Criada no final do século 19, Noiva do Cordeiro tem uma história marcada pela quebra de regras. No passado, sua população não adotou o catolicismo. O casamento também nunca foi regra. “Se for para casar, é pelo coração”, diz Keila. Ainda hoje, sua população é basicamente feminina (cerca de 90%). Nos dias úteis, são elas que cuidam da terra e do plantio. Os homens, em busca de sustento, vivem em cidades maiores.

Sofrendo com o isolamento no passado e com os boatos no presente – o mais recente deles, de 2014, foi uma série de reportagens em jornais europeus dizendo que uma cidade brasileira composta por mulheres fazia apelo aos solteiros para se casarem –, ela se armou da maneira com que sempre viveu. Optou pela coletividade.

A renda gerada pela lavoura é dividida por todos. “Antigamente, a gente plantava só para nosso consumo. Agora que a lavoura cresceu, comercializamos na Ceasa”, conta Keila. Na comunidade, à exceção dos idosos, todo mundo trabalha. E de domingo a domingo. “Agora, não estamos com muito dinheiro, pois investimos na lavoura. Mas o que sobra da venda de hortaliças a gente divide. Mas não é uma quantia certa”, conta a artista-tratorista.

Vida maravilhosa

A dublê de artista pop e seu grupo, durante uma pausa no batente
O coletivo também pauta as relações pessoais. Quando perguntada quantos irmãos tem, Keila se vira com outra pergunta: “De sangue?”. Isto porque, em sua casa, a principal da comunidade, vivem 103 pessoas. A mãe dela, Delina Fernandes Pereira, de 72 anos, adotou muitos parentes ao longo dos anos. Tornou-se a matriarca da comunidade. “Há uns 20 anos, uma prima casou fora e se separou do marido. Com 12 filhos, ela foi morar em Belo Horizonte. Eles estavam até com dificuldade para comer, então minha mãe os convidou para morar com a gente. Onde cabem 12, cabem mais 12”, relembra.

Desta maneira, a família foi crescendo, e a casa, mudando. Ela acredita que a moradia tenha hoje 40 quartos. “A vida aqui é maravilhosa. Para viver todo mundo junto, é preciso muita confiança. Mas as pessoas te ajudam, te acrescentam. Não fosse o pessoal daqui, eu não ia conseguir seguir em frente com a Gaga.”

As apresentações fora de Noiva do Cordeiro são raras. Mas, para a comunidade, sempre que pedem, ela dá uma palinha. Também não tem como ser diferente. Foram as meninas e meninos de lá que a ajudaram a montar a coreografia e a conceber os figurinos, confeccionados numa pequena fábrica de lingerie que existe na comunidade.

“Até a Keila Gaga (ela sempre fala da personagem na terceira pessoa), eu nunca tinha feito nada.

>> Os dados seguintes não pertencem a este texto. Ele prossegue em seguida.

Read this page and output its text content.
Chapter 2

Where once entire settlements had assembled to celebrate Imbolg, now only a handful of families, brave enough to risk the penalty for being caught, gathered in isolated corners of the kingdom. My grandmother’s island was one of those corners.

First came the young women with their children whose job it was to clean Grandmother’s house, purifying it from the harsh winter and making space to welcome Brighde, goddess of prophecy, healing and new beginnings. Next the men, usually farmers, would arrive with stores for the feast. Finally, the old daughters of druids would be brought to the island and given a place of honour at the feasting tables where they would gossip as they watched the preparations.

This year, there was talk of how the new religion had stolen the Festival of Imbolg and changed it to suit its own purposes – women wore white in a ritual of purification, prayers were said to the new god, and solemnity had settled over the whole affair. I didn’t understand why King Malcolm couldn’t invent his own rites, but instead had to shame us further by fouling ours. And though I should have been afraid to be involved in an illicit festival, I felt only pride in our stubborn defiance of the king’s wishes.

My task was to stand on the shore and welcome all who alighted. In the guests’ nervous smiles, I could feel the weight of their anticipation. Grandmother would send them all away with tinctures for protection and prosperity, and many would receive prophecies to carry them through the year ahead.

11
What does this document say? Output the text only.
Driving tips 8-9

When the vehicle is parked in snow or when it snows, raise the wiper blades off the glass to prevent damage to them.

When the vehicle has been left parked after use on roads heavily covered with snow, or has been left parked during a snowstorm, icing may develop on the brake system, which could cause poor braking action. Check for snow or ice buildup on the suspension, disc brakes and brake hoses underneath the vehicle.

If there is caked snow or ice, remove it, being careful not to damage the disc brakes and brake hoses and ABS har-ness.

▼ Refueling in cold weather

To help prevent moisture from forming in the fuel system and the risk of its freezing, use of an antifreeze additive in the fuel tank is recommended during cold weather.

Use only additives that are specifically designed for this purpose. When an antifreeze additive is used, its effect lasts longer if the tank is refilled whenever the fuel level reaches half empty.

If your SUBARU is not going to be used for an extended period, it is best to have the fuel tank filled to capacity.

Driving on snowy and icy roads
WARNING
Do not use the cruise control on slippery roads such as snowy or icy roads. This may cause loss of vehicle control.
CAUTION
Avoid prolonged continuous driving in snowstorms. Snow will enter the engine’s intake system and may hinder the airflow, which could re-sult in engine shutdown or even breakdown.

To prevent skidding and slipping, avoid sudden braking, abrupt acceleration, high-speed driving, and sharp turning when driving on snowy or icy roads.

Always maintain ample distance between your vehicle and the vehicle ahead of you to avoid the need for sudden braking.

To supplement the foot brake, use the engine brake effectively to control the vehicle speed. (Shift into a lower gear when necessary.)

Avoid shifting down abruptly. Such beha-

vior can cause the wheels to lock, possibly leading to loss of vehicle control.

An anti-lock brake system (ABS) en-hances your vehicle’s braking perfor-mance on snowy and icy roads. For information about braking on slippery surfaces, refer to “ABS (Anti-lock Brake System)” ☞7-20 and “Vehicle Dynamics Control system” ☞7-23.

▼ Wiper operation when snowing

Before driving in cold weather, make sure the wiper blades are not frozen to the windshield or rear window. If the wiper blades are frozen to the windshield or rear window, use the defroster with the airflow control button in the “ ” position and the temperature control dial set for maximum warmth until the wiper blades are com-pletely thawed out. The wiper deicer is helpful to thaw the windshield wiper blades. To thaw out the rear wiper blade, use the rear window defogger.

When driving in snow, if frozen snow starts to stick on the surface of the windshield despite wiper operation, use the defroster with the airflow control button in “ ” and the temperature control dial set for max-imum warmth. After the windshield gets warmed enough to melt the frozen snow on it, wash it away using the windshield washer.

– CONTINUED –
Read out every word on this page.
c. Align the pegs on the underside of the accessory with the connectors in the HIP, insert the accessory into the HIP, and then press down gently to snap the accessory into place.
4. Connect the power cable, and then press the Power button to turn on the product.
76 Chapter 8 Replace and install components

Só teatro na comunidade. Então, nem eu sei explicar de verdade como consigo fazer. Parece que nasci assim, com o dom para o papel”, conclui.

A GRANDE FAMÍLIA

A história da comunidade de Noiva do Cordeiro foi revelada pelo Estado de Minas em 2007, em reportagem de Gustavo Werneck. No fim do século 19, Maria Senhorinha de Lima casou-se, por pressão familiar, com um descendente de franceses, Arthur Pierre. Três meses depois, ela abandonou o marido para viver com Chico Fernandes. O novo casal, que rompeu com dogmas religiosos e sociais, se mudou para o local onde seria formada a comunidade. A matéria acabou servindo de base para o documentário Noivas do cordeiro, de Alfredo Alves. Lançado pelo canal pago GNT, ele é narrado pela escritora Lya Luft.